На берегу разорвались еще два выстрела. И тогда с моря, раскалывая серую воду, ощупывая волны, перекинул свою зеленоватую тусклость прожектор. Второй, третий...
Когда зеленовато-желтая петля перевалилась через катер, матросы успели разглядеть застывшую фигуру капитана - он свесился с капитанского мостика с поднятым кулаком, словно грозя кому-то. И только.
Прржектора набрасывали петлю за петлей. Они все плотнее сплетались вокруг "Пролетария". И наконец... Грохот выстрела докатился от берега, лишь когда снаряд уже плюхнулся в море перед носом катера, и суденышко отпрыгнуло в сторону, будто повинуясь команде капитана:
- Ближе к берегу! Лево на борт! "
Винтовки были сдернуты с плеч, и матросы стояли
в ряд лицом к берегу, когда на палубе появился комиссар. Он взобрался на капитанский мостик, но, пока над катером проносился белесый луч, было видно, что капитан жестом отсылает комиссара вниз, держа другую руку над глазами. И комиссар спустился, стал с матросами в шеренгу, положив руку на кобуру нагана. Уж не подумал ли он, что капитан сдается берегу?
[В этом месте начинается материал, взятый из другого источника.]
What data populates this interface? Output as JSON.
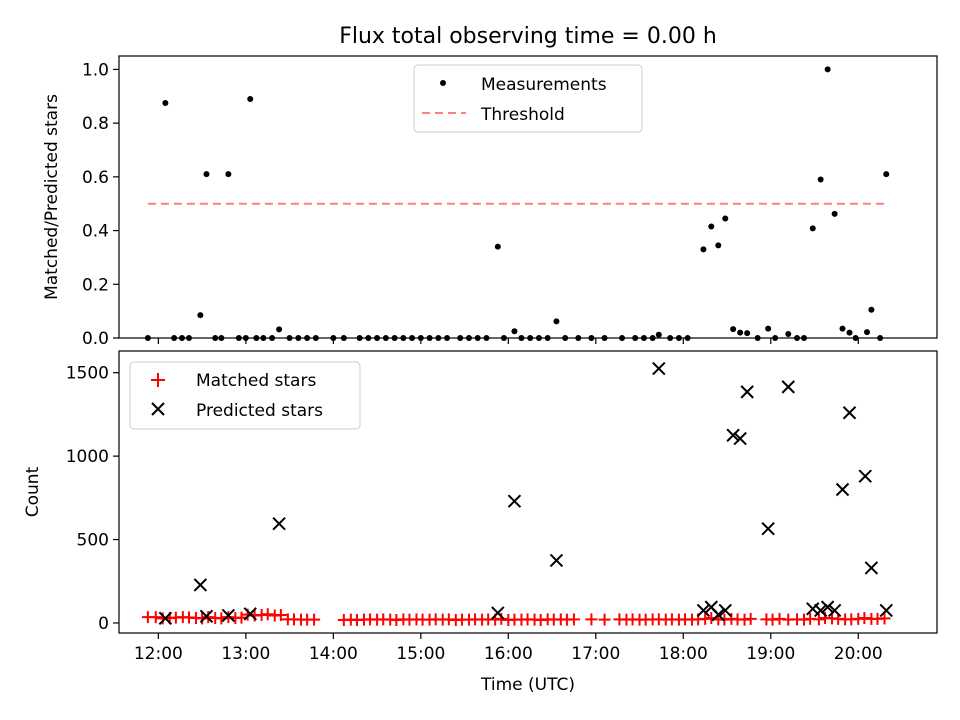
{
  "title": "Flux total observing time = 0.00 h",
  "chart_data": [
    {
      "type": "scatter",
      "ylabel": "Matched/Predicted stars",
      "ylim": [
        0,
        1.05
      ],
      "xlim": [
        11.55,
        20.9
      ],
      "yticks": [
        0.0,
        0.2,
        0.4,
        0.6,
        0.8,
        1.0
      ],
      "ytick_labels": [
        "0.0",
        "0.2",
        "0.4",
        "0.6",
        "0.8",
        "1.0"
      ],
      "legend": {
        "placement": "top-center",
        "entries": [
          "Measurements",
          "Threshold"
        ]
      },
      "threshold": {
        "name": "Threshold",
        "value": 0.5,
        "x_range": [
          11.88,
          20.3
        ],
        "color": "#ff7f7f"
      },
      "series": [
        {
          "name": "Measurements",
          "color": "#000000",
          "x": [
            11.88,
            12.08,
            12.18,
            12.27,
            12.35,
            12.48,
            12.55,
            12.65,
            12.72,
            12.8,
            12.92,
            13.0,
            13.05,
            13.12,
            13.2,
            13.3,
            13.38,
            13.5,
            13.6,
            13.7,
            13.8,
            14.0,
            14.12,
            14.3,
            14.4,
            14.5,
            14.6,
            14.7,
            14.8,
            14.9,
            15.0,
            15.1,
            15.2,
            15.3,
            15.45,
            15.55,
            15.65,
            15.75,
            15.88,
            15.95,
            16.07,
            16.15,
            16.25,
            16.35,
            16.45,
            16.55,
            16.65,
            16.8,
            16.95,
            17.1,
            17.3,
            17.45,
            17.55,
            17.65,
            17.72,
            17.85,
            17.95,
            18.05,
            18.23,
            18.32,
            18.4,
            18.48,
            18.57,
            18.65,
            18.73,
            18.85,
            18.97,
            19.05,
            19.2,
            19.3,
            19.38,
            19.48,
            19.57,
            19.65,
            19.73,
            19.82,
            19.9,
            19.97,
            20.1,
            20.15,
            20.25,
            20.32
          ],
          "y": [
            0.0,
            0.875,
            0.0,
            0.0,
            0.0,
            0.085,
            0.61,
            0.0,
            0.0,
            0.61,
            0.0,
            0.0,
            0.89,
            0.0,
            0.0,
            0.0,
            0.032,
            0.0,
            0.0,
            0.0,
            0.0,
            0.0,
            0.0,
            0.0,
            0.0,
            0.0,
            0.0,
            0.0,
            0.0,
            0.0,
            0.0,
            0.0,
            0.0,
            0.0,
            0.0,
            0.0,
            0.0,
            0.0,
            0.34,
            0.0,
            0.025,
            0.0,
            0.0,
            0.0,
            0.0,
            0.062,
            0.0,
            0.0,
            0.0,
            0.0,
            0.0,
            0.0,
            0.0,
            0.0,
            0.012,
            0.0,
            0.0,
            0.0,
            0.33,
            0.415,
            0.345,
            0.445,
            0.033,
            0.02,
            0.018,
            0.0,
            0.035,
            0.0,
            0.015,
            0.0,
            0.0,
            0.408,
            0.59,
            1.0,
            0.462,
            0.035,
            0.02,
            0.0,
            0.022,
            0.105,
            0.0,
            0.61
          ]
        }
      ]
    },
    {
      "type": "scatter",
      "xlabel": "Time (UTC)",
      "ylabel": "Count",
      "ylim": [
        -60,
        1630
      ],
      "xlim": [
        11.55,
        20.9
      ],
      "yticks": [
        0,
        500,
        1000,
        1500
      ],
      "ytick_labels": [
        "0",
        "500",
        "1000",
        "1500"
      ],
      "xticks": [
        12,
        13,
        14,
        15,
        16,
        17,
        18,
        19,
        20
      ],
      "xtick_labels": [
        "12:00",
        "13:00",
        "14:00",
        "15:00",
        "16:00",
        "17:00",
        "18:00",
        "19:00",
        "20:00"
      ],
      "legend": {
        "placement": "top-left",
        "entries": [
          "Matched stars",
          "Predicted stars"
        ]
      },
      "series": [
        {
          "name": "Matched stars",
          "marker": "plus",
          "color": "#ff0000",
          "x": [
            11.88,
            11.97,
            12.05,
            12.13,
            12.2,
            12.28,
            12.35,
            12.43,
            12.5,
            12.57,
            12.65,
            12.72,
            12.8,
            12.88,
            12.95,
            13.02,
            13.1,
            13.18,
            13.25,
            13.33,
            13.4,
            13.48,
            13.55,
            13.63,
            13.7,
            13.78,
            14.12,
            14.2,
            14.27,
            14.35,
            14.42,
            14.5,
            14.57,
            14.65,
            14.72,
            14.8,
            14.87,
            14.95,
            15.02,
            15.1,
            15.17,
            15.25,
            15.32,
            15.4,
            15.47,
            15.55,
            15.62,
            15.7,
            15.77,
            15.85,
            15.92,
            16.0,
            16.07,
            16.15,
            16.22,
            16.3,
            16.37,
            16.45,
            16.52,
            16.6,
            16.67,
            16.75,
            16.95,
            17.1,
            17.27,
            17.35,
            17.42,
            17.5,
            17.57,
            17.65,
            17.72,
            17.8,
            17.87,
            17.95,
            18.02,
            18.1,
            18.17,
            18.25,
            18.32,
            18.4,
            18.47,
            18.55,
            18.62,
            18.7,
            18.77,
            18.95,
            19.02,
            19.1,
            19.2,
            19.3,
            19.38,
            19.45,
            19.55,
            19.62,
            19.7,
            19.77,
            19.85,
            19.92,
            20.0,
            20.07,
            20.15,
            20.22,
            20.3
          ],
          "y": [
            35,
            35,
            28,
            30,
            32,
            35,
            33,
            30,
            28,
            35,
            30,
            28,
            35,
            30,
            32,
            50,
            45,
            48,
            52,
            45,
            48,
            22,
            22,
            20,
            20,
            20,
            18,
            20,
            18,
            20,
            22,
            20,
            22,
            20,
            18,
            22,
            20,
            22,
            20,
            20,
            22,
            20,
            22,
            18,
            20,
            20,
            22,
            20,
            22,
            20,
            25,
            18,
            20,
            20,
            22,
            20,
            18,
            22,
            20,
            22,
            20,
            22,
            22,
            20,
            22,
            20,
            22,
            20,
            20,
            22,
            22,
            20,
            22,
            20,
            22,
            20,
            22,
            25,
            30,
            22,
            20,
            25,
            22,
            20,
            25,
            22,
            20,
            25,
            20,
            22,
            20,
            25,
            22,
            30,
            28,
            25,
            22,
            22,
            25,
            30,
            25,
            25,
            28
          ]
        },
        {
          "name": "Predicted stars",
          "marker": "x",
          "color": "#000000",
          "x": [
            12.08,
            12.48,
            12.55,
            12.8,
            13.05,
            13.38,
            15.88,
            16.07,
            16.55,
            17.72,
            18.23,
            18.32,
            18.4,
            18.48,
            18.57,
            18.65,
            18.73,
            18.97,
            19.2,
            19.48,
            19.57,
            19.65,
            19.73,
            19.82,
            19.9,
            20.08,
            20.15,
            20.32
          ],
          "y": [
            28,
            228,
            40,
            45,
            55,
            595,
            60,
            730,
            375,
            1525,
            75,
            95,
            50,
            75,
            1125,
            1105,
            1385,
            565,
            1415,
            85,
            75,
            95,
            75,
            800,
            1260,
            880,
            330,
            75
          ]
        }
      ]
    }
  ]
}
А он имел право сдаваться, только расстреляв все пули в нагане.
- Три версты...- Не видно было в темноте, кто это сказал. Но ничего больше не было сказано. И это означало: человек, время, жизнь длиной в три версты. Или же...
Ведь вокруг взбивались озверелые волны, катились через борта, мочили ноги матросам и колени пулеметчикам. Поверх кидались прожектора, скрещиваясь беспощадными петлями, как кипящий смертоносный огонь. Отвратительно воя, проносились снаряды - сзади, спереди, сбоку, поверх. Возможно, что эти снаряды рвались - порой казалось, будто волны катятся с неба. Что тут расслышишь?
Команда капитана - только им было слышно. Кочегару - и морю, штурману - и морю. Да и, может быть, даже врагам - на берегу и в море. Так казалось фаталистически настроенным матросам - теперь они стояли к капитану лицом.
И "Пролетарий" с каждым оборотом винта действительно становился злее, быстрее, упрямее, словно ему в эту ночь нужно было достигнуть самого дальнего революционного порта. Он послушно следовал командам капитана, изменяя курс после каждого грохота снаряда, после каждой петли прожектора.